Often revision is confused with little tweaks and fussy details, but at it’s core revision is exactly that:

Re + Vision. To see again. It’s like a painter stepping back from the canvas.

On the table, on the lower left there’s a marked-up manuscript that was returned by my editor, Liz Szabla. I love Liz, and I’m grateful every day that she’s in my life. But if there’s ever a moment of strain in our friendship — a silence over the phone, a clipped response — it’s during the revision process. Because I want to hear only how wonderful I am, and that my book is perfect. Liz has a different agenda, and we have to work things out. Really listen, really hear, and in my case, most of all, to trust.

That’s why it’s so vital to still have a reserve of energy in the tank. This is the 18th mile of the marathon, the dreaded wall, and it’s tempting to give up.

I grabbed a stack of index cards and wrote out the basic events of each chapter. This, again, is what I think of as Big Picture Revision or Macro Revision. I’m looking at Chapter 8, for example, and thinking about sliding it up to Chapter 4, actually grafting it on to the first few pages of Chapter 4, while eliminating large pieces of old Chapter 4. This, naturally, will effect the content of chapters 5, 6, 7 and I’ll need to really examine those, too. For example, in the book Jude meets Becka outside on a bench at Jones Beach. This has been their first conversation since the first draft of the book. I probably wrote that scene ten months ago. And while the dialogue has evolved over time, the basic meeting has been unchanged from the beginning. But now at the 11th hour I’ve decided to blow things up, flip it around, to turn their second conversation into their first meeting. It feels more dramatic, and more true (more accidental, less intentional).
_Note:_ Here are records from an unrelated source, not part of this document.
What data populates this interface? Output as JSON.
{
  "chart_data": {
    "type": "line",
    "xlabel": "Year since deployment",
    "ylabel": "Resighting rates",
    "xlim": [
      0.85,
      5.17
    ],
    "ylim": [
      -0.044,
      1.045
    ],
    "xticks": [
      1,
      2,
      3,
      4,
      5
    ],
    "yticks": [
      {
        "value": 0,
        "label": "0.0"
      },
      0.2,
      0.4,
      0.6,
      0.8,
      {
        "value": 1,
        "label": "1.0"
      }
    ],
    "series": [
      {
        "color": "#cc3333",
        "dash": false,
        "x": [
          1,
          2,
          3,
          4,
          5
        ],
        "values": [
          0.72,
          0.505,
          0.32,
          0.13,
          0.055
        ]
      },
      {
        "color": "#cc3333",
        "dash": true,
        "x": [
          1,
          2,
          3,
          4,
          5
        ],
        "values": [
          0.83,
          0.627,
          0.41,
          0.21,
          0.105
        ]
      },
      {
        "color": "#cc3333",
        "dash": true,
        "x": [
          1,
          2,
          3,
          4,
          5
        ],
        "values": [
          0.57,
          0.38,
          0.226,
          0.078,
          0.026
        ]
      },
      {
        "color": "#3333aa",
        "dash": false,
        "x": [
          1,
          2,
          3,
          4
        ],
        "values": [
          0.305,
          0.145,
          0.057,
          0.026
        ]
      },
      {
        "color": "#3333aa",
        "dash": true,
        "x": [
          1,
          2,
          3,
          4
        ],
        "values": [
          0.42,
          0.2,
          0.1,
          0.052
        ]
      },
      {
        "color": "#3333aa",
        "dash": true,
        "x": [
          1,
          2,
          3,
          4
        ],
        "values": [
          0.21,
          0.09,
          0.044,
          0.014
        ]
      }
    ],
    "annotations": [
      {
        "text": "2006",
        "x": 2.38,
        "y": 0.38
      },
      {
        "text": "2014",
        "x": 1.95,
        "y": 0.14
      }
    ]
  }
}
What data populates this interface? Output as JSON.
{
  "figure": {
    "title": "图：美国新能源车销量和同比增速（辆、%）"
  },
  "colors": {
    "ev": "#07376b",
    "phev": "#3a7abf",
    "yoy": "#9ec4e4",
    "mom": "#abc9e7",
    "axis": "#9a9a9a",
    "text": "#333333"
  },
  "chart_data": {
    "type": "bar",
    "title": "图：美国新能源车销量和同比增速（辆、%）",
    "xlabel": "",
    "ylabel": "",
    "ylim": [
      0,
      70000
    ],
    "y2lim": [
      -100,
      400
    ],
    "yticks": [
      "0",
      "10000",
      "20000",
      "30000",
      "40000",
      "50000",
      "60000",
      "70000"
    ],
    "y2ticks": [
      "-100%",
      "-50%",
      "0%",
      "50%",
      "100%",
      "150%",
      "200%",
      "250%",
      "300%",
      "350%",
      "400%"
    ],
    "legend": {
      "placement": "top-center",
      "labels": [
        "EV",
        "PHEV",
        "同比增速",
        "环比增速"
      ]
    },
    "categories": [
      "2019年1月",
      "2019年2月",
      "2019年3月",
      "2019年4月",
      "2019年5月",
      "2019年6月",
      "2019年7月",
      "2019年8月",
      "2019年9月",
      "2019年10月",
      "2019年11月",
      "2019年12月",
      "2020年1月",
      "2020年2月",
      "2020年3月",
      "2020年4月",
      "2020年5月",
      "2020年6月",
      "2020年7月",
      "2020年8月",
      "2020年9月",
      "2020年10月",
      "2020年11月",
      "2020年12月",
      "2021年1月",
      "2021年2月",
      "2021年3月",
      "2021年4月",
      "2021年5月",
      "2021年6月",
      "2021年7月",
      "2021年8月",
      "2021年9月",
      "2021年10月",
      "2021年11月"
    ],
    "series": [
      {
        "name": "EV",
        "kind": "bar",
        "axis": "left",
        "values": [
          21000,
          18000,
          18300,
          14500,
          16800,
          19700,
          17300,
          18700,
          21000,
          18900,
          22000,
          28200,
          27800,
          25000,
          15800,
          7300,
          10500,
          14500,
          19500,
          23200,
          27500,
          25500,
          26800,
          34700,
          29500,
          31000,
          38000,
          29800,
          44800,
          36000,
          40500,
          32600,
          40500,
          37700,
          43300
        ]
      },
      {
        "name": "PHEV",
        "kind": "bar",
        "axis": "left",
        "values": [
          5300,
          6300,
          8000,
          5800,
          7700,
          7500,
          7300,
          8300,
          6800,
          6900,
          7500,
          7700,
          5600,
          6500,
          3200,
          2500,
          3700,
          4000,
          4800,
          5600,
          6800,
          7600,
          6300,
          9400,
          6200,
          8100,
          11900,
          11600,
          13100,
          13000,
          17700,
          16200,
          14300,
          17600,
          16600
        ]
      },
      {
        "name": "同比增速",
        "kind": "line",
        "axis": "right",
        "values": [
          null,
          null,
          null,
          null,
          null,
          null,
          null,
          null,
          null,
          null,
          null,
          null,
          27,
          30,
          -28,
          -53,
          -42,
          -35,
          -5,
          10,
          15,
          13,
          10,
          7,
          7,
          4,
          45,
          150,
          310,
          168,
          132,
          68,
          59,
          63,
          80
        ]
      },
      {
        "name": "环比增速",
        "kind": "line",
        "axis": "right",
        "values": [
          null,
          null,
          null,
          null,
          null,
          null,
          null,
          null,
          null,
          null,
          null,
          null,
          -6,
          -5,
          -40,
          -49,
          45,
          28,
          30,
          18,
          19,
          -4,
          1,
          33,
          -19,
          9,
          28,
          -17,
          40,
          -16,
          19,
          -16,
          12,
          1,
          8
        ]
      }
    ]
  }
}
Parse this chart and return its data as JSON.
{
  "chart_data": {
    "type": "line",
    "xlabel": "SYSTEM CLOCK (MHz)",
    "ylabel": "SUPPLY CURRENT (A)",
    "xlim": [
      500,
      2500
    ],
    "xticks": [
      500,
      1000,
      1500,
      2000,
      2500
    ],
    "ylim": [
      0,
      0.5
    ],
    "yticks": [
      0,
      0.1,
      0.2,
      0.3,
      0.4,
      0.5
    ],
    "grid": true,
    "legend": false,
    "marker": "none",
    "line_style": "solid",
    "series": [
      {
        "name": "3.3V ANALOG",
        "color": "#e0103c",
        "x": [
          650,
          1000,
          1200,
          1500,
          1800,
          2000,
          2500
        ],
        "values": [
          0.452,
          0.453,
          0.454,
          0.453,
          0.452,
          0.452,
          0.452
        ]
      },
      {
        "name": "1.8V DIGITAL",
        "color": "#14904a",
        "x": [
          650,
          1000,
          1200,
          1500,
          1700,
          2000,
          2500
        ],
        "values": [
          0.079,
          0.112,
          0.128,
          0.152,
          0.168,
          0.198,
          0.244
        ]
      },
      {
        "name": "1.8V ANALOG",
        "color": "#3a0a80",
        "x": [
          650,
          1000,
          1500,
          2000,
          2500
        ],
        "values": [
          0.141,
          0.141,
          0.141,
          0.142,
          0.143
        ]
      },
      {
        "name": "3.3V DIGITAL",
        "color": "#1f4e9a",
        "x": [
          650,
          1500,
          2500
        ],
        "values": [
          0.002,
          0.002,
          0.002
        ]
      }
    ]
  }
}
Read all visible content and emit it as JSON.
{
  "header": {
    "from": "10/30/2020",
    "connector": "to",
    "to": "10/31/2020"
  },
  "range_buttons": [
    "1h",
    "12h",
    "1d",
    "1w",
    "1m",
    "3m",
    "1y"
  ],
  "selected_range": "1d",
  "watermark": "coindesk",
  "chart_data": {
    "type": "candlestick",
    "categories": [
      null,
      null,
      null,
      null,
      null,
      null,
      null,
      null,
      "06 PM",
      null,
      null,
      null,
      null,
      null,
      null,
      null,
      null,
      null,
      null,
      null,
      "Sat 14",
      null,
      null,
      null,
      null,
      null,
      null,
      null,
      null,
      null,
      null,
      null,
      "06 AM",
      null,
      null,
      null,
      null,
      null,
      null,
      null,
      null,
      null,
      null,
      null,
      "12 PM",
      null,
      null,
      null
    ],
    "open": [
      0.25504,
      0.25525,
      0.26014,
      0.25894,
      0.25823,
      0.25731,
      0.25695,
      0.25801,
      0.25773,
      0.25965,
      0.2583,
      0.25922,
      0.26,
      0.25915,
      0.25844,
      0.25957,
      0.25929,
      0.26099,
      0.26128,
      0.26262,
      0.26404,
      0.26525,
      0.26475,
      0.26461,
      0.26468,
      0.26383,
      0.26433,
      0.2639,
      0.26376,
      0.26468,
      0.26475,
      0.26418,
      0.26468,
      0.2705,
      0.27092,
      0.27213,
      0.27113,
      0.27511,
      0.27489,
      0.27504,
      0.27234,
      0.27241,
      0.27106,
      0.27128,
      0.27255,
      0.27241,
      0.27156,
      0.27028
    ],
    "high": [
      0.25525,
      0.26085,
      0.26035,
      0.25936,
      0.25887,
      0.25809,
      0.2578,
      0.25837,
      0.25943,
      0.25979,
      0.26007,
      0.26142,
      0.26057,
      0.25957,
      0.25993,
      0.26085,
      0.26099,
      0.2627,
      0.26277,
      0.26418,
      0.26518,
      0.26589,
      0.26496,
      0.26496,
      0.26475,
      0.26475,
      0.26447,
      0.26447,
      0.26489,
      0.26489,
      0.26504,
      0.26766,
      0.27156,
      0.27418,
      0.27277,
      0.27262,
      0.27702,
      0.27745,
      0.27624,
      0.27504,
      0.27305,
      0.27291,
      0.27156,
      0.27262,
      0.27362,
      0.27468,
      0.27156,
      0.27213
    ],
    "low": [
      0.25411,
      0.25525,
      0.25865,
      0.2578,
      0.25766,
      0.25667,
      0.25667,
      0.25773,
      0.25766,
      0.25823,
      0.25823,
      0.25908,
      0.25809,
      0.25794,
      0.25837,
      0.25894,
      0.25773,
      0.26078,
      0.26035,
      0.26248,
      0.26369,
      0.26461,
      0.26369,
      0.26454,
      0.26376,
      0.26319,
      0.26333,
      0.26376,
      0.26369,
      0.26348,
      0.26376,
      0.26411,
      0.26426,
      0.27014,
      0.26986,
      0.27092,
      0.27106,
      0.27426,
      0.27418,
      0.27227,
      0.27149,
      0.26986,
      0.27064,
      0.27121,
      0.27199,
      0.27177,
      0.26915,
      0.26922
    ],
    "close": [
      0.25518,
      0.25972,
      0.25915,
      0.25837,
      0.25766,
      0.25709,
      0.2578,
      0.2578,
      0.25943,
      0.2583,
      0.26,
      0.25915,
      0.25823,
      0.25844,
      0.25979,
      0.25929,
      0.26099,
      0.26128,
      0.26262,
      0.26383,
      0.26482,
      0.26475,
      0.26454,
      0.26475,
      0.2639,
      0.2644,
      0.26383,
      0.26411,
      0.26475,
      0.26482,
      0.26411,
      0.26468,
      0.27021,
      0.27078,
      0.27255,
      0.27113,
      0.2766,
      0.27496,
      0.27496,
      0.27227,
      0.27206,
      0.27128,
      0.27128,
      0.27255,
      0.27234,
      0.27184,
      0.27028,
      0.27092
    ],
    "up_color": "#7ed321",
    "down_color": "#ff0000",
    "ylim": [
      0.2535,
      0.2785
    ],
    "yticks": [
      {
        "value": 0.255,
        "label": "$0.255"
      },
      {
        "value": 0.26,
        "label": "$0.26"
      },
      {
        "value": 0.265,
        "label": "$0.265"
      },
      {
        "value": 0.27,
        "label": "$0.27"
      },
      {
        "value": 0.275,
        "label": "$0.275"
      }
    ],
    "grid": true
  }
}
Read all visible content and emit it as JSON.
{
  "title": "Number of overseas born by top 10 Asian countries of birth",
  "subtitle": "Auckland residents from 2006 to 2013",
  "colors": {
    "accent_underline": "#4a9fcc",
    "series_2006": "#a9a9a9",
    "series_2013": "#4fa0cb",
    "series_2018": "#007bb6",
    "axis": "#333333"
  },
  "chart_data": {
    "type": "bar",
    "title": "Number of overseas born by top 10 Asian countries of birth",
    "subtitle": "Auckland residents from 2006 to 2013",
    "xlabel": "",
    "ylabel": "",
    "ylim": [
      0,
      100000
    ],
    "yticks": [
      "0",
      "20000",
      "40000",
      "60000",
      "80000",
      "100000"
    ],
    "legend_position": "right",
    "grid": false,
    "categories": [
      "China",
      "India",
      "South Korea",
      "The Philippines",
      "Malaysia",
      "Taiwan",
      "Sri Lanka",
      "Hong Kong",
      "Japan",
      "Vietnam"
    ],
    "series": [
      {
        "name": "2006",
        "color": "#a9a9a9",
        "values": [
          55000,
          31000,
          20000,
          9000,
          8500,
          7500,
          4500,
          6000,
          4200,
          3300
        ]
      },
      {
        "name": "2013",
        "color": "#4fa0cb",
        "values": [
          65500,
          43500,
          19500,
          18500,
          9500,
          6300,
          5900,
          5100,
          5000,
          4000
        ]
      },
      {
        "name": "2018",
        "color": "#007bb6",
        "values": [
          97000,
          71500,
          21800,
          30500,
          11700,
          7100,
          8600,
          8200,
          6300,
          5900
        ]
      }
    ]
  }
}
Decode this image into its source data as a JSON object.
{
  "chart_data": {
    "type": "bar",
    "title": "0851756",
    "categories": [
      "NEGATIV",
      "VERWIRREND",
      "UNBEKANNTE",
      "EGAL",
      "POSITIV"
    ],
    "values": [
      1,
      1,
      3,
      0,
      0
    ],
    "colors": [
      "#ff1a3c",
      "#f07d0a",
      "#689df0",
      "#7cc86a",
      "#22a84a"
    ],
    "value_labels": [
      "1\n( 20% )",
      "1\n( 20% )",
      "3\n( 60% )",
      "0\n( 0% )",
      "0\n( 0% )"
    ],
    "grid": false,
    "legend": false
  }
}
I didn’t ask Liz for permission for this — that’s not how she edits — but I did bounce it off her over the phone for a reaction. As always, while Liz will react to concepts, she reserves the right to see how it works on paper.

Back to the photo: The yellow lined pages come from various notes I’ve made over the past months, isolated ideas that have come to me, often while I’m in supposed to be asleep in bed. Very sloppy, in a kind of shorthand. Again, revision: These pages represent new ideas, new scenes or paragraphs or moments, that I may insert into the story.

I was thinking about a failed memorial garden in Jude’s backyard. To translate my lefty scrawl:

came of it. Some scraggly annuals,

a crumbling rock wall,

and weeds, weeds, weeds.

The second and third text blocks represent Jude’s awareness of a neighbor’s watchful eyes, and it’s a new layer I’ve added to the story. Extremely minor, but it needs to be there . . . it tells us something important about Jude, I think. It still remains to be seen how it works on the page, in the context of the entire book.

It reads:

— Mrs. Taranto — Molly, outside,

watching him with those eyes of

hers,  that looked at

[edit: the next word is stinging, to be inserted before eyes]

him with such tenderness and pity

that it burned his skin and

made Jude look away.

More, later. As always, thanks so much for stopping by.